Garcia Lorca ao piano, em sua casa em Granada (Foto: )
Huerta de San Vicente. Desta casa em Granada Garcia Lorca saiu para ser assassinado

Huerta de San Vicente. Desta casa em Granada Garcia Lorca saiu para ser assassinado

Em recente visita à cidade de Granada, na Espanha, tive a alegria de realizar um antigo sonho: visitar a última residência de Federico Garcia Lorca e a última casa na Espanha de Manuel de Falla.
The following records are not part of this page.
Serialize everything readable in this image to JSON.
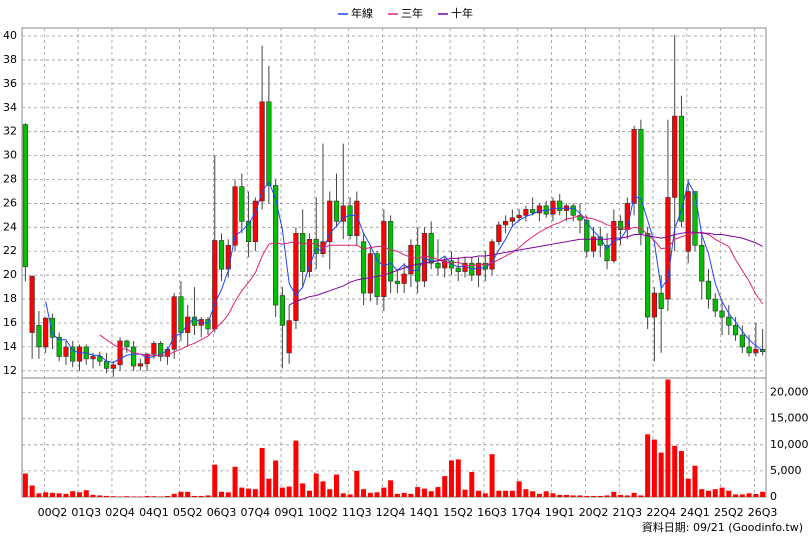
{
  "chart_data": [
    {
      "type": "candlestick",
      "categories": [
        null,
        null,
        null,
        null,
        "00Q2",
        null,
        null,
        null,
        null,
        "01Q3",
        null,
        null,
        null,
        null,
        "02Q4",
        null,
        null,
        null,
        null,
        "04Q1",
        null,
        null,
        null,
        null,
        "05Q2",
        null,
        null,
        null,
        null,
        "06Q3",
        null,
        null,
        null,
        null,
        "07Q4",
        null,
        null,
        null,
        null,
        "09Q1",
        null,
        null,
        null,
        null,
        "10Q2",
        null,
        null,
        null,
        null,
        "11Q3",
        null,
        null,
        null,
        null,
        "12Q4",
        null,
        null,
        null,
        null,
        "14Q1",
        null,
        null,
        null,
        null,
        "15Q2",
        null,
        null,
        null,
        null,
        "16Q3",
        null,
        null,
        null,
        null,
        "17Q4",
        null,
        null,
        null,
        null,
        "19Q1",
        null,
        null,
        null,
        null,
        "20Q2",
        null,
        null,
        null,
        null,
        "21Q3",
        null,
        null,
        null,
        null,
        "22Q4",
        null,
        null,
        null,
        null,
        "24Q1",
        null,
        null,
        null,
        null,
        "25Q2",
        null,
        null,
        null,
        null,
        "26Q3"
      ],
      "open": [
        32.6,
        15.2,
        15.8,
        14.0,
        16.4,
        14.8,
        13.2,
        14.0,
        12.8,
        14.0,
        13,
        13.2,
        12.8,
        12.2,
        12.5,
        14.5,
        14.0,
        12.4,
        12.6,
        13.4,
        14.3,
        13.2,
        13.8,
        18.2,
        15.2,
        16.5,
        15.8,
        16.3,
        15.5,
        22.9,
        20.5,
        22.5,
        27.4,
        24.5,
        22.8,
        26.2,
        34.5,
        27.5,
        18.3,
        13.5,
        16.2,
        23.5,
        20.3,
        23,
        21.8,
        22.8,
        26.2,
        24.5,
        25.8,
        23.3,
        22.8,
        18.5,
        21.8,
        18.2,
        24.5,
        19.5,
        19.3,
        20.1,
        22.5,
        19.5,
        23.5,
        21,
        20.6,
        21.2,
        20.6,
        20.3,
        21,
        20,
        21,
        20.5,
        22.8,
        24.2,
        24.5,
        24.8,
        25,
        25.5,
        25.2,
        25.8,
        25.1,
        26.2,
        25.4,
        25.8,
        25,
        24.6,
        22,
        23.2,
        22.5,
        21.2,
        24.5,
        23.8,
        26,
        32.2,
        23.5,
        16.5,
        18.5,
        18,
        26.5,
        33.3,
        22,
        27,
        22.5,
        19.5,
        18,
        17,
        16.5,
        15.8,
        15,
        14,
        13.5,
        13.8
      ],
      "high": [
        32.7,
        20,
        17,
        16.5,
        16.8,
        15.2,
        14.5,
        14.5,
        14.2,
        14.2,
        13.5,
        13.6,
        13.5,
        12.8,
        14.8,
        14.6,
        14.5,
        13,
        13.5,
        14.5,
        14.5,
        14,
        18.5,
        19.5,
        17.5,
        19,
        16.5,
        16.5,
        30,
        23.5,
        23,
        28,
        28.5,
        27,
        26.5,
        39.2,
        37.5,
        28,
        19,
        17.5,
        24,
        25.5,
        23.5,
        26.5,
        31,
        27,
        28.5,
        31,
        26.5,
        27,
        23.5,
        22.5,
        22,
        25.5,
        25,
        20.5,
        21,
        23,
        24,
        24,
        24.5,
        23,
        21.5,
        22,
        21.5,
        21.5,
        21.5,
        21.5,
        22,
        23,
        24.5,
        25,
        25.5,
        25.5,
        25.8,
        26.5,
        26,
        26.2,
        26.5,
        26.8,
        26,
        26,
        26,
        25,
        24,
        24,
        23.5,
        25.5,
        25,
        26.5,
        32.5,
        33,
        24,
        19,
        20,
        33,
        40.1,
        35,
        28,
        27,
        23.5,
        20.5,
        18.5,
        18,
        17.5,
        16.5,
        15.8,
        15,
        16,
        15.5
      ],
      "low": [
        19.5,
        13,
        13,
        13.5,
        13.8,
        12.8,
        12.5,
        12.3,
        12,
        12.5,
        12.2,
        12.4,
        11.8,
        11.5,
        12,
        13.5,
        12,
        12,
        12,
        13,
        12.8,
        12.5,
        13,
        14.5,
        14,
        15,
        14.8,
        15,
        15.2,
        19.5,
        19.8,
        22,
        23.5,
        21.5,
        22,
        25.5,
        26,
        16.5,
        12.2,
        12.6,
        15.5,
        19,
        19.8,
        20.5,
        21.5,
        20.5,
        24,
        23,
        23,
        22.5,
        17.5,
        17.8,
        17.5,
        17,
        18.5,
        18.5,
        18.5,
        19,
        18.5,
        19,
        20.5,
        20,
        19.8,
        20,
        19.5,
        19.8,
        19.5,
        19,
        19.5,
        20,
        22.5,
        23.5,
        24,
        24.5,
        24.5,
        25,
        24.5,
        24.8,
        24.5,
        25,
        24.5,
        24.5,
        23.5,
        21.5,
        21.5,
        21.5,
        20.5,
        21,
        22.5,
        23,
        25,
        22.5,
        15.5,
        12.8,
        13.5,
        17,
        22,
        24,
        21,
        22,
        18,
        17.2,
        16.5,
        15,
        15,
        14.5,
        13.5,
        13.2,
        13.2,
        13.3
      ],
      "close": [
        20.7,
        19.9,
        14.0,
        16.4,
        14.8,
        13.2,
        14.0,
        12.8,
        14.0,
        13.0,
        13.2,
        12.8,
        12.2,
        12.5,
        14.5,
        14.0,
        12.4,
        12.6,
        13.4,
        14.3,
        13.2,
        13.8,
        18.2,
        15.2,
        16.5,
        15.8,
        16.3,
        15.5,
        22.9,
        20.5,
        22.5,
        27.4,
        24.5,
        22.8,
        26.2,
        34.5,
        27.5,
        17.5,
        15.8,
        16.2,
        23.5,
        20.3,
        23,
        21.8,
        22.8,
        26.2,
        24.5,
        25.8,
        23.3,
        26.2,
        18.5,
        21.8,
        18.2,
        24.5,
        19.5,
        19.3,
        20.1,
        22.5,
        19.5,
        23.5,
        21.0,
        20.6,
        21.2,
        20.6,
        20.3,
        21.0,
        20.0,
        21.0,
        20.5,
        22.8,
        24.2,
        24.5,
        24.8,
        25.0,
        25.5,
        25.2,
        25.8,
        25.1,
        26.2,
        25.4,
        25.8,
        25,
        24.6,
        22,
        23.2,
        22.5,
        21.2,
        24.5,
        23.8,
        26,
        32.2,
        23.5,
        16.5,
        18.5,
        17.2,
        26.5,
        33.3,
        24.5,
        27,
        22.5,
        19.5,
        18,
        17,
        16.5,
        15.8,
        15,
        14,
        13.5,
        13.8,
        13.6
      ],
      "up_color": "#ff0000",
      "down_color": "#00c000",
      "series": [
        {
          "name": "年線",
          "color": "#2244ff",
          "values": [
            null,
            null,
            null,
            17.8,
            15.1,
            14.6,
            14.6,
            13.7,
            13.5,
            13.5,
            13.3,
            13.3,
            12.8,
            12.7,
            13.0,
            13.3,
            13.4,
            13.4,
            13.1,
            13.2,
            13.4,
            13.7,
            14.9,
            15.1,
            15.9,
            16.4,
            16.0,
            16.0,
            17.6,
            18.8,
            20.4,
            23.3,
            23.7,
            24.3,
            25.2,
            27.0,
            27.8,
            26.4,
            23.8,
            19.3,
            18.3,
            19.0,
            20.8,
            22.2,
            22.0,
            23.5,
            24.1,
            24.8,
            25.0,
            25.0,
            23.5,
            22.5,
            21.2,
            20.8,
            21.0,
            20.4,
            20.9,
            20.4,
            20.4,
            21.4,
            21.2,
            21.2,
            21.6,
            20.9,
            20.7,
            20.8,
            20.5,
            20.6,
            20.6,
            21.1,
            22.1,
            23.0,
            24.1,
            24.6,
            24.9,
            25.1,
            25.4,
            25.4,
            25.6,
            25.6,
            25.6,
            25.6,
            25.2,
            24.4,
            23.7,
            23.1,
            22.2,
            22.9,
            23.0,
            23.9,
            26.6,
            26.4,
            24.6,
            22.7,
            18.9,
            19.7,
            23.9,
            25.4,
            27.8,
            26.8,
            23.4,
            21.8,
            19.3,
            17.8,
            16.8,
            16.1,
            15.3,
            14.6,
            14.1,
            13.7
          ]
        },
        {
          "name": "三年",
          "color": "#e0207a",
          "values": [
            null,
            null,
            null,
            null,
            null,
            null,
            null,
            null,
            null,
            null,
            null,
            15.0,
            14.6,
            14.2,
            13.9,
            13.8,
            13.5,
            13.4,
            13.3,
            13.3,
            13.3,
            13.3,
            13.6,
            13.8,
            14.1,
            14.3,
            14.6,
            14.9,
            15.5,
            16.0,
            16.7,
            17.8,
            18.7,
            19.4,
            20.2,
            21.6,
            22.6,
            22.7,
            22.6,
            22.7,
            22.8,
            22.6,
            22.7,
            22.6,
            22.3,
            22.5,
            22.5,
            22.5,
            22.5,
            22.5,
            22.2,
            22.3,
            22.4,
            22.4,
            22.1,
            22.0,
            21.7,
            21.5,
            21.4,
            21.6,
            21.5,
            21.3,
            21.1,
            21.0,
            21.1,
            20.8,
            20.8,
            20.9,
            20.9,
            21.0,
            21.3,
            21.6,
            21.9,
            22.3,
            22.8,
            23.2,
            23.6,
            23.9,
            24.2,
            24.4,
            24.7,
            24.8,
            25.0,
            24.8,
            24.7,
            24.5,
            24.2,
            24.1,
            23.9,
            23.8,
            24.0,
            23.9,
            23.4,
            22.9,
            22.2,
            22.3,
            23.0,
            23.2,
            23.4,
            23.5,
            23.6,
            23.4,
            23.0,
            22.7,
            22.4,
            21.3,
            20.4,
            19.5,
            18.4,
            17.6
          ]
        },
        {
          "name": "十年",
          "color": "#8000a0",
          "values": [
            null,
            null,
            null,
            null,
            null,
            null,
            null,
            null,
            null,
            null,
            null,
            null,
            null,
            null,
            null,
            null,
            null,
            null,
            null,
            null,
            null,
            null,
            null,
            null,
            null,
            null,
            null,
            null,
            null,
            null,
            null,
            null,
            null,
            null,
            null,
            null,
            null,
            null,
            null,
            17.5,
            17.8,
            18.0,
            18.2,
            18.3,
            18.5,
            18.7,
            18.9,
            19.1,
            19.4,
            19.6,
            19.7,
            19.8,
            19.9,
            20.0,
            20.2,
            20.4,
            20.6,
            20.8,
            20.9,
            21.0,
            21.1,
            21.2,
            21.3,
            21.4,
            21.4,
            21.5,
            21.5,
            21.6,
            21.6,
            21.7,
            21.8,
            21.9,
            22.0,
            22.1,
            22.2,
            22.3,
            22.4,
            22.5,
            22.6,
            22.7,
            22.8,
            22.9,
            23.0,
            23.0,
            23.0,
            23.0,
            23.0,
            23.1,
            23.1,
            23.2,
            23.4,
            23.4,
            23.3,
            23.2,
            23.1,
            23.2,
            23.4,
            23.5,
            23.6,
            23.6,
            23.5,
            23.5,
            23.4,
            23.4,
            23.3,
            23.2,
            23.1,
            22.9,
            22.7,
            22.4
          ]
        }
      ],
      "ylim": [
        11.4,
        40.67
      ],
      "yticks": [
        12,
        14,
        16,
        18,
        20,
        22,
        24,
        26,
        28,
        30,
        32,
        34,
        36,
        38,
        40
      ],
      "grid": true
    },
    {
      "type": "bar",
      "values": [
        4500,
        2200,
        700,
        900,
        800,
        700,
        600,
        1100,
        900,
        1300,
        400,
        300,
        200,
        150,
        100,
        150,
        100,
        100,
        200,
        150,
        100,
        200,
        600,
        1000,
        1000,
        200,
        200,
        300,
        6200,
        1000,
        900,
        5800,
        1800,
        1600,
        1500,
        9400,
        3500,
        7000,
        1800,
        2000,
        10800,
        2600,
        1200,
        4500,
        3000,
        1500,
        4300,
        700,
        500,
        5000,
        1500,
        800,
        900,
        1800,
        3200,
        600,
        800,
        600,
        1900,
        1600,
        1100,
        1900,
        4000,
        7000,
        7200,
        1400,
        4800,
        1200,
        700,
        8200,
        1200,
        1200,
        1200,
        3000,
        1500,
        1100,
        600,
        1100,
        700,
        400,
        400,
        300,
        300,
        200,
        200,
        200,
        300,
        1000,
        400,
        300,
        800,
        300,
        12000,
        11000,
        8500,
        22500,
        9800,
        8800,
        3500,
        6000,
        1500,
        1200,
        1500,
        1800,
        1200,
        500,
        500,
        700,
        600,
        1000
      ],
      "color": "#ff0000",
      "ylim": [
        0,
        22800
      ],
      "yticks": [
        0,
        {
          "value": 5000,
          "label": "5,000"
        },
        {
          "value": 10000,
          "label": "10,000"
        },
        {
          "value": 15000,
          "label": "15,000"
        },
        {
          "value": 20000,
          "label": "20,000"
        }
      ],
      "grid": true,
      "footnote": "資料日期: 09/21 (Goodinfo.tw)"
    }
  ]
}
A guerra civil espanhola foi determinante na vida destes dois grandes artistas: Garcia Lorca, o mais importante escritor espanhol de seu tempo, foi barbaramente assassinado em 1936 pelo exército comandado pelo “Generalíssimo” Franco, e Manuel de Falla, o mais importante compositor espanhol do século XX, muito amigo de Garcia Lorca, se exilou na Argentina no final dos anos 30, nunca mais voltando à sua pátria.
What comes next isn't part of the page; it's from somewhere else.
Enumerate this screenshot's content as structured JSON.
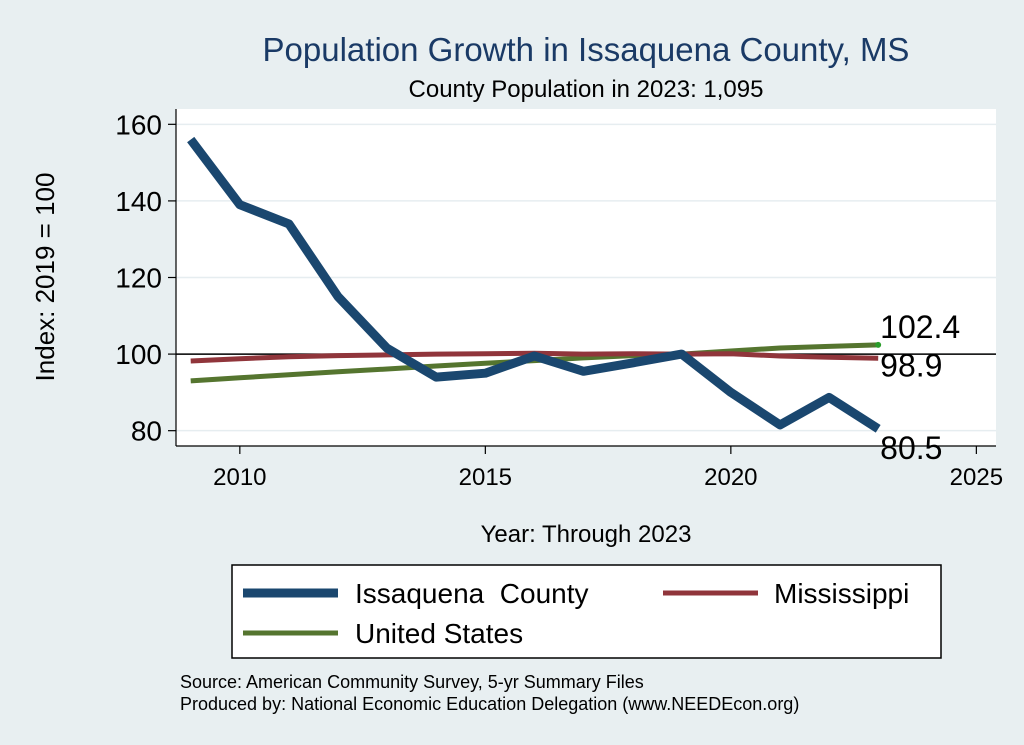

Garcia Lorca ao piano, em sua casa em Granada

Garcia Lorca ao piano, em sua casa em Granada

Garcia Lorca, o músico

Federico Garcia Lorca foi um dramaturgo de mão cheia. Além de sua “trilogia” genial, formada pelas conhecidas peças “Bodas de Sangue”, “Yerma” e “A Casa de Bernarda Alba”, escritas entre 1933 e 1936 (ano de sua morte) foi também autor de obras altamente experimentais como a peça “El publico” de 1933. Autor de poemas belíssimos, pouca gente sabe que ele também era um excelente músico. Em sua biografia do escritor, lançada há muitos anos em português pela Editora Globo, o historiador Ian Gibson nos narra com detalhes a formação musical do poeta. Com pouca idade ele estudou violão e piano, e foi aluno de harmonia de um discípulo de Verdi (Don Antônio Segura). Como pianista chegou a executar obras complicadas, como certas Sonatas de Beethoven. É evidente que sua prioridade acabou sendo o teatro e a poesia, mas ao visitar sua residência na “Huerta San Vicente” pude ver um belo piano, que foi utilizado com frequência pelo artista. Musicalmente falando o trabalho de Lorca foi essencialmente o de coletar canções folclóricas, harmoniza-las, sobretudo canções cujo texto, muitas vezes anônimos, continham fortes elementos sociais, sintonizados com os ideais do poeta. Pessoas excluídas como os ciganos e os miseráveis, e expressões autenticas de grande simplicidade de pessoas do povo, foram alvo da atenção de Garcia Lorca, e neste aspecto o escritor espanhol se aproxima de importantes músicos ativos em sua época na mesma direção, mas em outros países: Béla Bartók no leste europeu e Heitor Villa-Lobos no Brasil. Aliás, nosso maior compositor escreveu uma ópera sobre a Yerma de Lorca, que utiliza a peça original como base de seu libreto, escrito em língua espanhola. Quanto a ele ao piano existe um registro fonográfico muito bom, realizado em 1931, em que podemos ouvir Garcia Lorca ao piano, acompanhando sua grande amiga Encarnación López, “La Argentinita”, que canta, toca castanholas e sapateia, em canções editadas e harmonizadas pelo escritor. Durante minha visita à casa de Lorca ouvia internamente os sons desta antiga gravação durante todo o tempo. Ao ver sua escrivaninha, onde escreveu suas peças mais conhecidas, e ouvindo internamente ele ao piano, mal pude conter minhas lágrimas.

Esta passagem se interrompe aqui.